Thurman keeps a close eye on every move the Centers for Medicare & Medicaid Services (CMS) makes, including any changes to the Five-Star Quality Rating System used to score the performance of nursing homes. Skilled nursing facilities with five stars are considered to have quality well above the average, while those with one star are considered to be well below average.

“What keeps me up at night is that CMS changes the five-star system from time to time — and what I need to go through on the underwriting side,” says Thurman. He recounts how a five-star facility he was underwriting fell to a two-star rating overnight when CMS rolled out its last change. In turn, that made the folks at HUD “very nervous.”

The financial status of state budgets also concerns Thurman, who poses a rhetorical question: “If we do slip into a recession, what happens from a Medicaid standpoint?” The main revenue source at many nursing homes is Medicaid, which is jointly funded by the federal government and the states. The federal government pays states for a specified percentage of program expenditures.
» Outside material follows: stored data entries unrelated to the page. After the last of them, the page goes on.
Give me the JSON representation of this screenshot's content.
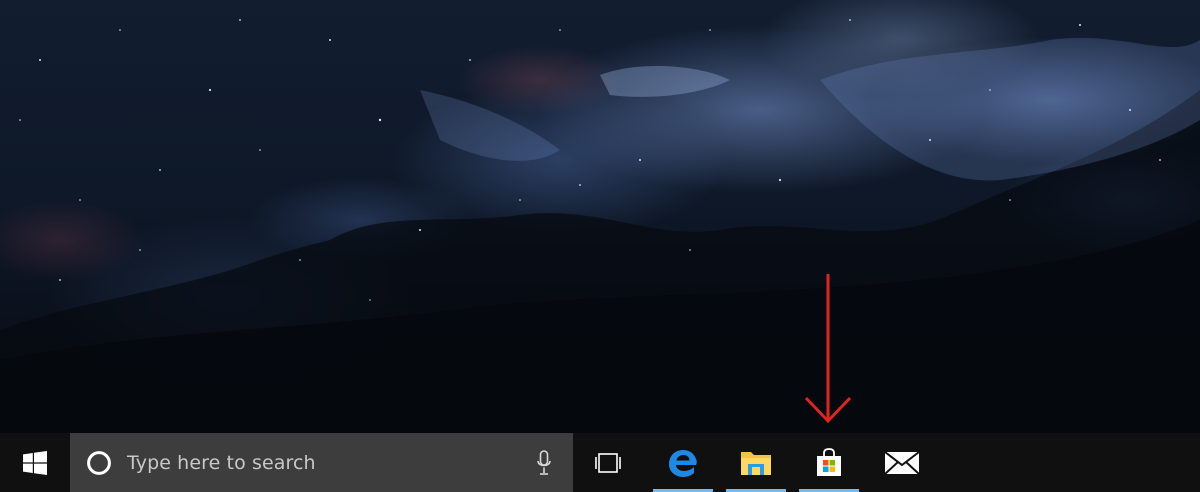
{
  "taskbar": {
    "start": {
      "icon": "windows-logo-icon"
    },
    "search": {
      "placeholder": "Type here to search",
      "icon": "cortana-icon",
      "mic_icon": "microphone-icon"
    },
    "task_view": {
      "icon": "task-view-icon"
    },
    "pinned_apps": [
      {
        "name": "Microsoft Edge",
        "icon": "edge-icon",
        "running": true
      },
      {
        "name": "File Explorer",
        "icon": "folder-icon",
        "running": true
      },
      {
        "name": "Microsoft Store",
        "icon": "store-icon",
        "running": true
      },
      {
        "name": "Mail",
        "icon": "mail-icon",
        "running": false
      }
    ],
    "accent_color": "#76b9ed",
    "background_color": "#101010"
  },
  "annotation": {
    "type": "arrow",
    "color": "#e02424",
    "points_to": "Microsoft Store"
  }
}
Another wild card is PDPM, which is a new way of calculating reimbursement for skilled nursing facilities. Launched by CMS on Oct. 1, the system aims to ensure appropriate treatment by focusing on the individual patient, rather than the volume of services provided. CMS plans to re-evaluate PDPM this April.

Low interest rates enable Thurman to sleep well. The 10-year Treasury yield, for example, was 1.9 percent as of Dec. 18, down from nearly 2.8 percent a year earlier. What’s the significance? “We can withstand a lot of reduction on the reimbursement rate or increases in expenses,” he says.

HUD’s conservative underwriting parameters also are helpful, says Thurman. What’s more, borrowers in the HUD Lean program pay a mortgage insurance premium: 1 percent of the loan amount due at closing and 0.65 percent annually.

The possibility of future government shutdowns is what keeps Gehl of Housing & Healthcare Finance up at night. 

“While government shutdowns have been part of the history of our country, I would say that in this current partisan divide they will be more frequent and last longer than they have in the past. As a result, there will be more times where we have business held up by the fact that HUD will be unable to accept new business during shutdown periods. That will impact loan production going forward.”